As the calendar turned from 2018 over to 2019, I realized that I was entering my eleventh year as a cyclist. I began to think back upon all of my “firsts” and what I had learned through the thousands of miles ridden in my first decade of cycling.
In 2008 I bought my first road bike and rekindled a love of bikes that had been absent since I was about thirteen years old. I reentered the world of cycling with minimal knowledge of bikes or the true nature of the sport. When I first walked into a bike shop, I had never even heard of brands like Specialized, Giant, or Cervelo. I remember my dad and I asking our bike shop owner, as he sold us our first road bikes, why the bikes didn’t come with kickstands and if we could get them put on. I’m sure he found that question quite amusing, but he didn’t let on to that fact.
I remember my first experience with clipless pedals. I rolled my bike to the bottom of the driveway, grabbed onto my parent’s mailbox, clipped both feet in and then hung onto that mailbox for dear life, wondering what to do next. For some reason it didn’t occur to me that maybe I should just clip one foot in, start pedaling, and worry about clipping the other foot in later.
I reminisced about my first “real” bike ride. It was a relatively flat twenty-five miles which seemed to take hours upon hours and by the end of which I flopped on the kitchen floor and didn’t get up again for a good five to ten minutes due to sheer exhaustion.
In 2009 I competed in my first triathlon.
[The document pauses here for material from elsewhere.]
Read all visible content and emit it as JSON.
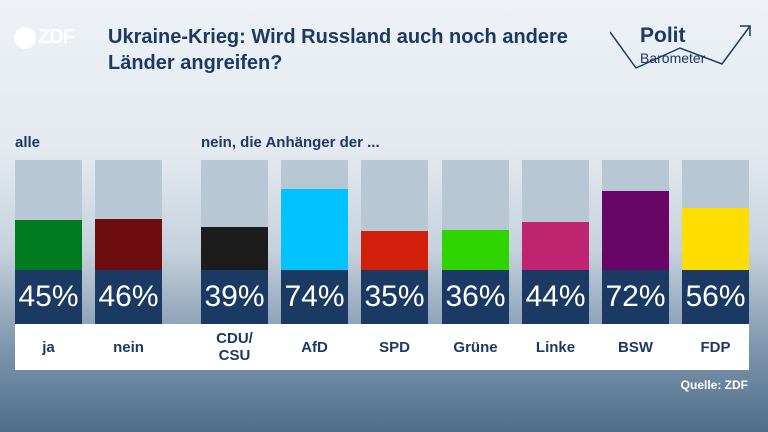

I thought I had trained sufficiently, but I was in over my head, almost literally. It was May and the water was so cold that it took my breath away. I somehow flailed, and dog paddled my way through the half mile swim leg, reached the transition and then developed a bad cramp in my calf as I tried to pull my wetsuit off. Feeling tired and frustrated I almost quit right then and there, but some words of encouragement from my dad, standing outside the transition area, convinced me to continue on. I finished the race and then swore that I never wanted to do a triathlon again. In spite of that first tough race, I continued on to compete in over fifty other triathlons, including half iron man races and national championships.
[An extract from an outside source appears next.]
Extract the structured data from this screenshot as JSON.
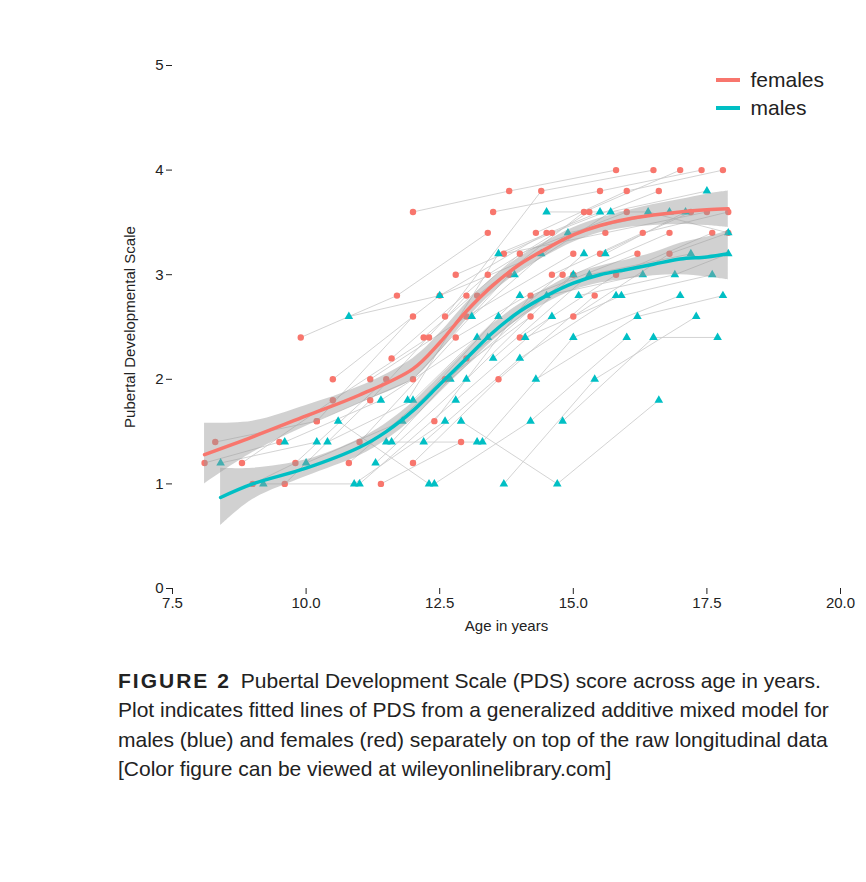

In 2011 I rode my first century. The day was blazingly hot and the ride was incredibly hilly, but it is still one of my fondest cycling memories. I never would have imagined after that first twenty five mile bike ride that a mere three years later, I would be out riding four times that distance on vastly more challenging terrain.
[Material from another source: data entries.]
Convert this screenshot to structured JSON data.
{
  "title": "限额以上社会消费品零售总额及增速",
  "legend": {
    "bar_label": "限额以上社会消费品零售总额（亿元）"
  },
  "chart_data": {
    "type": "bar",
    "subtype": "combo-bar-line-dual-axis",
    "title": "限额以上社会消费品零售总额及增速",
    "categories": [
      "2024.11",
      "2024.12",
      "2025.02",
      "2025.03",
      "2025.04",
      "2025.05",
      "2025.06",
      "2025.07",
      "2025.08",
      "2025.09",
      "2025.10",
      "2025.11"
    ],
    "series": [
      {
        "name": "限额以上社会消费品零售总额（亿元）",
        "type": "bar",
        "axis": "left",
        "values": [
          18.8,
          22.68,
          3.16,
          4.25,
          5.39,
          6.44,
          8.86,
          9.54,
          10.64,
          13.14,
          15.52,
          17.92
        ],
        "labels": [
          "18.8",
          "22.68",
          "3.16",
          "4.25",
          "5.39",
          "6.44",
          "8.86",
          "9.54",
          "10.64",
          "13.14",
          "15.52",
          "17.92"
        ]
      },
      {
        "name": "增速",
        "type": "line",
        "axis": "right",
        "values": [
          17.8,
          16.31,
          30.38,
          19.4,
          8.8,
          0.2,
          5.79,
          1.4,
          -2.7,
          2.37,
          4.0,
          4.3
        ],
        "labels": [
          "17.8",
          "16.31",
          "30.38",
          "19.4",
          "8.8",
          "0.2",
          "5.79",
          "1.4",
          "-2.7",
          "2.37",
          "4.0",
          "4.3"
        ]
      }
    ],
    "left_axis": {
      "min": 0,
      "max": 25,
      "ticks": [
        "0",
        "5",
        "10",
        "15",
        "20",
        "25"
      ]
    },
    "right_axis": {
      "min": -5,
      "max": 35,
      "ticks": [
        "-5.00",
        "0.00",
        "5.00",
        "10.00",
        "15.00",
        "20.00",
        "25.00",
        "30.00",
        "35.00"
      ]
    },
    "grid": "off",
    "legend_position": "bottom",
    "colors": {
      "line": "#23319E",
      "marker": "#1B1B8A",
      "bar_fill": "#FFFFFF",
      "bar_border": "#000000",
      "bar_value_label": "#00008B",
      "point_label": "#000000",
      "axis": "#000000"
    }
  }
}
In the fall of 2012 I decided to make an effort to get more strong women together to ride. There were a few beginner women’s rides out there, but none that were aimed at more intermediate to advanced female riders. Through Strava I started to connect with stronger and more experienced local female cyclists and began to organize rides. The first couple of rides were small, with only four or five riders, but slowly they began to grow. Since then I have led rides of all different sizes and levels, on and off the road, and have met so many wonderful women who share my love of riding.
In 2013 I entered my first bike races; the first if which was a time trial. I was pretty clueless about TTs and as a result I didn’t warm up enough and then almost fell into the timing clock when released at the held start. Later that summer I entered my first road race. Without any real experience or guidance I did entirely too much work dragging riders from other teams around, but had a lot of fun doing it.
In 2015 I decided to give mountain biking a try. At first, I pretty much fell in to the dirt every ten minutes or so and walked the bike significantly more than I actually rode it. I quickly learned that mountain biking was much more about confidence and skill as compared to riding on the smooth pavement of the road. While even now I am far from being a pro in the woods, I am learning and improving every week, thanks, in part, to becoming a coach for our wonderful NICA youth team.. The fearlessness of the kids on our team inspires me and motivates me to want to be a better mountain biker.
I went from having one bike to having five for all different aspects of the sport.
I have ridden in the extreme heat, the extreme cold and even through an entire pregnancy. I have met tons of new people from all different walks of life, all with the same passion for the sport of cycling.
I still have so much more to learn and many more miles to ride, but I feel like I have come a long way from being the scared girl, hanging onto that mailbox with her feet clipped in, wondering why her bike didn’t have a kickstand.